When patients were stratified by disease stage, reduction in pCR with pembrolizumab was observed consistently. However, the greatest magnitude of benefit to the addition of the PD-1 inhibitor was seen in patients with stage IIIB disease, at 48.6% versus 23.1% in those who received placebo, representing an absolute difference of 25.6% (95% CI, -6.1% to 48.9%). Corresponding rates of pCR in patients with stage IIIA disease were 66.7% versus 42.1%, representing an absolute difference of 24.6% (95% CI, 4.3%-43.1%); in stage IIB, 56.2% versus 48.4%, for an absolute difference of 7.8% (95% CI, -7.4% to 22.8%); and for stage IIA, 73.1% versus 62.1%, for a difference of 11.0% (95% CI, -0.7 to 23.2%).
Similarly, patients who were positive for lymph-node involvement were observed to have a greater pCR benefit with pembrolizumab versus placebo, at 64.8% and 44.1%, for an absolute difference of 20.6% (95% CI, 8.9%-31.9%).
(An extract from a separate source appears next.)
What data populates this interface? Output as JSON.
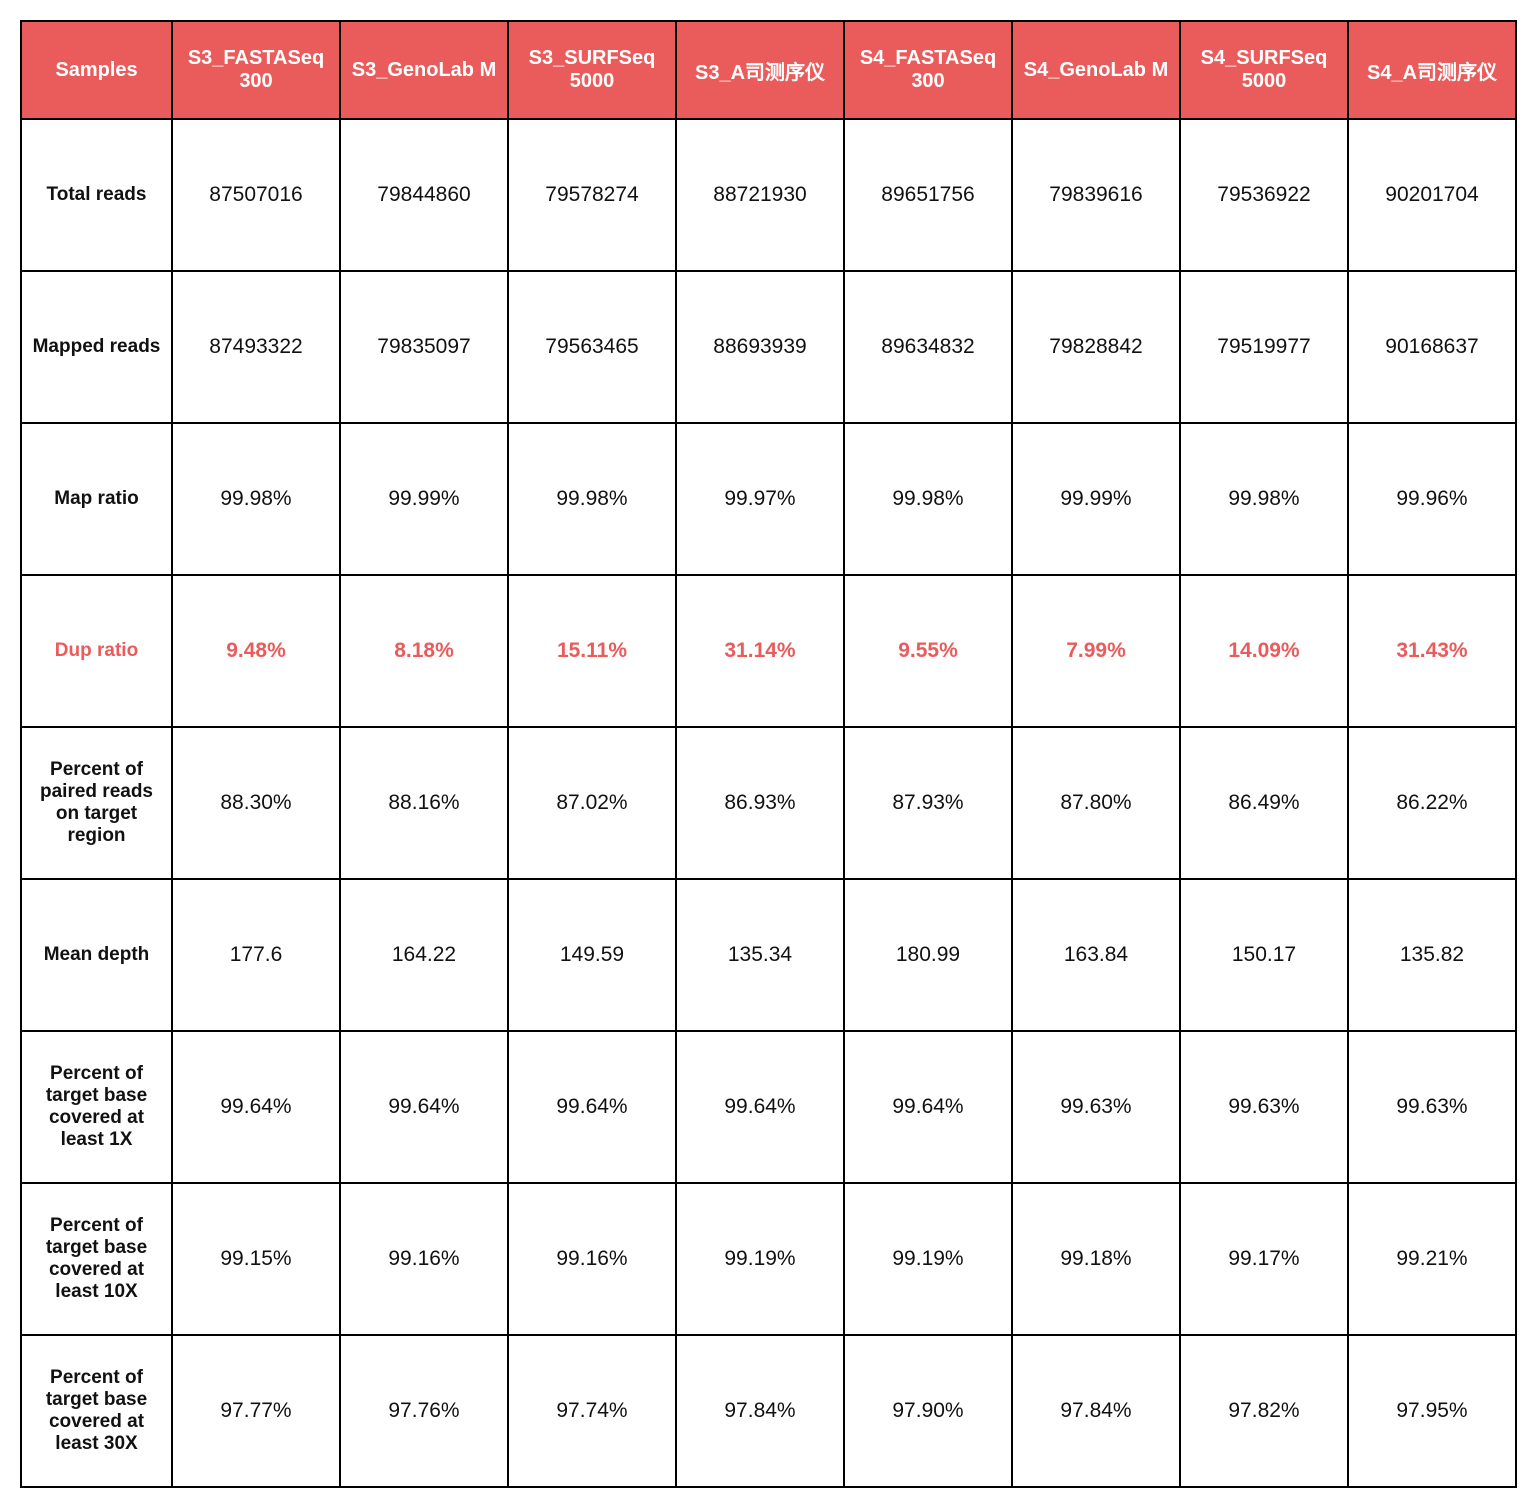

Patients who were negative for nodal involvement did receive benefit with the addition of pembrolizumab, but the absolute difference was 6.3% (64.9% vs 58.6%; 95% CI, -5.3% to 18.2%).
Positive PD-L1 status was not necessary for a tumor response. “In advanced disease, we see a clear difference in patients with PD-L1—positive tumors and PD-L1–negative tumors in terms of the benefit from immune therapy,” Schmid said. “We don’t see this in early disease…my personal theory is that the tumor plasticity and the dynamics within the tumor biology is high in early disease.”
In patients with PD-L1 expression of <1 CPS, patients who were in the pembrolizumab group had a pCR rate of 45.3% versus 30.3% in the chemotherapy-alone group for an absolute difference of 18.3% (95% CI, -3.3% to 36.8%). For CPS ≥1, corresponding pCR rates were 68.9% versus 54.9% with a difference of 14.2% (95% CI, 5.3%-23.1%); in patients with CPS ≥10, rates were 77.9% versus 59.8% for a difference of 17.5% (95% CI, 6.2%-29.1%); and in patients with CPS ≥20, rates were 81.7% versus 62.5% for a difference of 18.5% (95% CI, 5.0%-32.7%).
“The absolute difference between chemotherapy and the combination was consistent whether you used a cutoff of CPS 1, 10, or 20,” Schmid said. “Of note, if you look at the patients with CPS ≥10 inflamed tumor we see…a pCR rate that we have never seen in such an aggressive disease group.”
Regardless of exposure to chemotherapy, patients treated with pembrolizumab had greater benefit as compared with those receiving placebo. Full exposure to chemotherapy plus pembrolizumab induced a pCR of 69.7% versus 55.3% in those treated with full chemotherapy and placebo, with an absolute difference of 14.4% (95% CI, 5.1%-23.6%). In those who received less than the full chemotherapy dose, pembrolizumab induced a pCR of 51.5% versus 35.7% with placebo, for a difference of 15.4% (95% CI, -3.0%-32.1%).
Schmid concluded by saying that in the future, additional biomarker data, including tumor infiltrating lymphocytes and BRCA-mutational status, will be helpful in determining which patients receive the greatest benefit with this regimen.